Are people really not getting boosters because we have a bad healthcare system? Boosters are free and available pretty much everywhere. It is not hard to get a booster, even if you’re poor.
I think the lack of booster uptake has more to do with political and social attitudes than our bad healthcare system.
I admit that there’s an element here of the question involving “macrofacts” and a sort of game of chicken between stupid voters and evil politicans.
My claim is something like: if the health care system’s main challenges weren’t trust, paperwork, followthrough, adherence, price discrimination, and other essentially economic and communication problems (which the US sucks at)...

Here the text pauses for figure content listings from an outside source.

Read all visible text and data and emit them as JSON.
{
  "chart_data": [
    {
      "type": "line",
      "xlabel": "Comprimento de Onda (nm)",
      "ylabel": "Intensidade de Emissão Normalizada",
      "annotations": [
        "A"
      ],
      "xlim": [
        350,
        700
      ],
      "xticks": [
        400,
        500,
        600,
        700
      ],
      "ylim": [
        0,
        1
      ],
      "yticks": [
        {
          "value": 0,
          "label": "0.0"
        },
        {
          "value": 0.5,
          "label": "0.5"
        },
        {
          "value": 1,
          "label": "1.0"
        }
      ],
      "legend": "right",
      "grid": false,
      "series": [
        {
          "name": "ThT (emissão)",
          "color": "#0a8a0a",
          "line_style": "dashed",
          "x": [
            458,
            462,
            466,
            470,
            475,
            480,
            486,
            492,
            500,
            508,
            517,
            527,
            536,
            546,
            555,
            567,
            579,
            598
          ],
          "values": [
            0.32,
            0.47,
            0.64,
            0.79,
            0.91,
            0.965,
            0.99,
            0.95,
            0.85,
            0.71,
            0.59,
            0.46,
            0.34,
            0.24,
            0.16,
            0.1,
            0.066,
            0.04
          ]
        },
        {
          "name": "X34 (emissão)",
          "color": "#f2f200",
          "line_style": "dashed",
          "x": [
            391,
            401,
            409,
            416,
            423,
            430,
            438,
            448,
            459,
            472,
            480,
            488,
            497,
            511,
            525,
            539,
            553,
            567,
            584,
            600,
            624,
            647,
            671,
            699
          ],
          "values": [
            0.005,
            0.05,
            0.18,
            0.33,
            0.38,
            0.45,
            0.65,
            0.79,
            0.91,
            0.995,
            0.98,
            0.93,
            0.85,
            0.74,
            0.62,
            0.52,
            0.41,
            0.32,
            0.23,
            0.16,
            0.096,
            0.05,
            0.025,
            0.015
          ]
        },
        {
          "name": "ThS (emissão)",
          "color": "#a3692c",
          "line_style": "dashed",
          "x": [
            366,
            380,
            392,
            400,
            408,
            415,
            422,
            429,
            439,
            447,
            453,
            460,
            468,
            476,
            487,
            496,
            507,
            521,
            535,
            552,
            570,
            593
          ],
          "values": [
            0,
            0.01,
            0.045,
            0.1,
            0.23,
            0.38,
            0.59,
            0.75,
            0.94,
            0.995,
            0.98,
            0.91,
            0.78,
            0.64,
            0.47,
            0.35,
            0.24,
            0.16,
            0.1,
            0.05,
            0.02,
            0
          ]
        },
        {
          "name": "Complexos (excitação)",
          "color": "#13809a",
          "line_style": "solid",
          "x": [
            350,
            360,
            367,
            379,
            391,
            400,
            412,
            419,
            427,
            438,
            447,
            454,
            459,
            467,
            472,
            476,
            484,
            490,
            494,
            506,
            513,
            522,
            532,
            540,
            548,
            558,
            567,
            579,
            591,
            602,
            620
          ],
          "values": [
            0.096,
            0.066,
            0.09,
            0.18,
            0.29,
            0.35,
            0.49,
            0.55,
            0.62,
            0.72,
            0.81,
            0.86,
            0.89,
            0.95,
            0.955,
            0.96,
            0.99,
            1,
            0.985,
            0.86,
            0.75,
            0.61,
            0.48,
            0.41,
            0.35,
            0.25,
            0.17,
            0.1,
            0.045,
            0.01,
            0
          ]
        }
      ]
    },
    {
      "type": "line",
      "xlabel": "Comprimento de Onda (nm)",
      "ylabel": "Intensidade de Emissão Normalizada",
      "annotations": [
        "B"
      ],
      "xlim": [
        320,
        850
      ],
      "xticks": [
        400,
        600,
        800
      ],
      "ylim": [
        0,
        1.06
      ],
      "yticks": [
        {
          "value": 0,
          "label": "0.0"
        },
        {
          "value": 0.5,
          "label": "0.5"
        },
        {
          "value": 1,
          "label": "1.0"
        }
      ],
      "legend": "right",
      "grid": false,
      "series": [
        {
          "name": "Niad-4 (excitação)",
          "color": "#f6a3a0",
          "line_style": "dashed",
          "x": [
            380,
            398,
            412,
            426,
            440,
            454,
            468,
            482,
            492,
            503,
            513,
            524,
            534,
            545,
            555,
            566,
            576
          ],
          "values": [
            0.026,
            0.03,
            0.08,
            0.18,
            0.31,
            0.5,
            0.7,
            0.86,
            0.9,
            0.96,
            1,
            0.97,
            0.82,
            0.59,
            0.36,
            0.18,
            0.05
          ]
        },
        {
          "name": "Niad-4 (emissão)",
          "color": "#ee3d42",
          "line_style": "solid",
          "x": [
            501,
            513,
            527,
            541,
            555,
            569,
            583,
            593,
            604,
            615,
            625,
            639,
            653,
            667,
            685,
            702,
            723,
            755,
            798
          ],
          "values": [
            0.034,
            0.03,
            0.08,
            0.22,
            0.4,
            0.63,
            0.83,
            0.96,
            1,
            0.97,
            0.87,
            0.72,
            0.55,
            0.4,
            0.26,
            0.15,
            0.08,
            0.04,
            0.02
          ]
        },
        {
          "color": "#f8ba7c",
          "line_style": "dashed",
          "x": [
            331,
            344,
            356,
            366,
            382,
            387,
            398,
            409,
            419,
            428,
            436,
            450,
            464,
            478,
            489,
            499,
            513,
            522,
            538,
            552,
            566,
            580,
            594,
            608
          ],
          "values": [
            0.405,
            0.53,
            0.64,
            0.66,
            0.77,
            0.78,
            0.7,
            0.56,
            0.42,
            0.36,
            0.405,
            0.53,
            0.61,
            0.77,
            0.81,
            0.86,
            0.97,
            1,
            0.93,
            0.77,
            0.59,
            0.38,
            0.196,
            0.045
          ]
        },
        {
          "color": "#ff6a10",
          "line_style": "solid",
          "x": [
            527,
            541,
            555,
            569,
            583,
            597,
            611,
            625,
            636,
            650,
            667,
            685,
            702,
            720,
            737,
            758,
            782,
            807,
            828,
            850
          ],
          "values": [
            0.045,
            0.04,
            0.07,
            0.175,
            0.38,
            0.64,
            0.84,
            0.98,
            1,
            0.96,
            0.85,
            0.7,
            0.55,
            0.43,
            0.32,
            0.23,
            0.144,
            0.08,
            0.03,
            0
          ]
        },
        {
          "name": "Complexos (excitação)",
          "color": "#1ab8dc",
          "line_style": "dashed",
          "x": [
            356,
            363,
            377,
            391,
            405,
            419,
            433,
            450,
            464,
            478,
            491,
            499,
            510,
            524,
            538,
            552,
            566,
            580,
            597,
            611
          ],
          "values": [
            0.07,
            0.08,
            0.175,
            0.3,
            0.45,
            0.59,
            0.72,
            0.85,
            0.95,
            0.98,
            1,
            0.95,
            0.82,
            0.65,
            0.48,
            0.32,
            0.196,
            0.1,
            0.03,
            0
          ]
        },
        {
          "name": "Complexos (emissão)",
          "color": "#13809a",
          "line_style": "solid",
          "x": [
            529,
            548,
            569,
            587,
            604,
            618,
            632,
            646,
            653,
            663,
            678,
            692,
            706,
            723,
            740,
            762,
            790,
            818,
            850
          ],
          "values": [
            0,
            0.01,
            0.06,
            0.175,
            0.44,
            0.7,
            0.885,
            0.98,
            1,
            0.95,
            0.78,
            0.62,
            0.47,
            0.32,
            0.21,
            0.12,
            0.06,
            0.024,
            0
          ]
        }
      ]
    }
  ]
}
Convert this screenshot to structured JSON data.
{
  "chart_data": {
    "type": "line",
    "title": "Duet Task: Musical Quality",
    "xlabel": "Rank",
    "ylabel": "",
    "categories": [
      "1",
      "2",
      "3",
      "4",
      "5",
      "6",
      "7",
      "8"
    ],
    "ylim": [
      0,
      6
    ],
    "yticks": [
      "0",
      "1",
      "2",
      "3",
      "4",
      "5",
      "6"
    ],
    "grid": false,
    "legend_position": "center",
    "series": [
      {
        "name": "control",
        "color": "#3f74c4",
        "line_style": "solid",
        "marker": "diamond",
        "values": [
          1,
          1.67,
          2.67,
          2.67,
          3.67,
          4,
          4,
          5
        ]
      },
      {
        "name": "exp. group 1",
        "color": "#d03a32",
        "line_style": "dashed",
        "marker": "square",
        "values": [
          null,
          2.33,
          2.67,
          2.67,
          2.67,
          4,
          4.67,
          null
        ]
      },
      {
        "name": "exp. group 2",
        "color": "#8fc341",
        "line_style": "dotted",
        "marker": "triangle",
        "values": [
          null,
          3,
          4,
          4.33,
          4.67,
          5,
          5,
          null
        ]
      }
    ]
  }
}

...then the main problem might finally about medical technology (which the US is good at), and the is/ought gap between possible and actual health outcomes would be smaller, and achieved for a smaller percent of GDP.
I don’t blame the wage slaves, I blame the wage masters.
If you built a causal model, I think it would be possible to DO() some variables (that represent either or both of the choices of the wage slaves vs the wage masters) to CAUSE better aggregate outcomes.
But I think if you look back 20 years, or forward 20 years, total number and cost of the DO() operations to get better health outcomes would be minimized if we spend it on things like:
DO(“congress passes and the president signs a repeal of the Kefauver-Harris amendment”) and
DO(“the insurance industry and medical diagnosis processes and hospital systems are jointly reformed”),
and DO(“we delete the CDC that works on ‘whatever public health means to them now’ and instead ‘actually fight communicable diseases’ by testing people at the border n’stuff”)?
It would take more than 1 piece of structural legislation, I grant.
The cost in bribes and threats to change the behavior of various negligently oblivious congress critters (to make them redirect trillions from “pointless waste and fraud” to “something sane”) might be millions and millions of dollars.
And maybe the momentum has built up in the wrong direction and can’t be fixed in a single 5 year period?
Image source.
Deciding that the problem is the stupid patients acting stupid is (to me) like deciding the government should elect a new people… it is fundamentally upside down.
The suffering of many people (which is, tragically, baked in at this point) should be used as the fuel to fix the bad laws that prevent us from building a new system while the old medical system burns to the ground.
Every time I hear someone start preaching to be about single payer, I want to say “Good idea, but maybe we can start with single regulator?”
It is a good one liner :-) I’m not sure how that unpacks into policies, or of those policies would cause more healthy life for less money. Is this a slogan for an extended idea that you can link to?
In our current landscape we’ve got an insurance/banking regulator in every state, plus DC and Puerto Rico. Then there’s the US DOL, that regulates self-funded employer plans (ERISA). Then there are local, state, and federal employee/retiree plans. Then Medicare and Medicaid, which fall under CMS. Finally there’s the wild west of plans offered by religious employers, which aren’t under the jurisdiction of any administrative agency (if you exhaust your internal appeals your only recourse is the courts). This state of affairs is largely due to the McCarran-Ferguson Act, which asserted that insurance was the exclusive jurisdiction of the states (in response to a SCOTUS decision that said otherwise). So we’re left with an insanely inefficient patchwork in which large insurance companies shop for jurisdictions that make it as easy as possible for them, and as opaque as possible for customers. I think if we simplified regulation of insurance, we’d have less of a pressing need for single payer.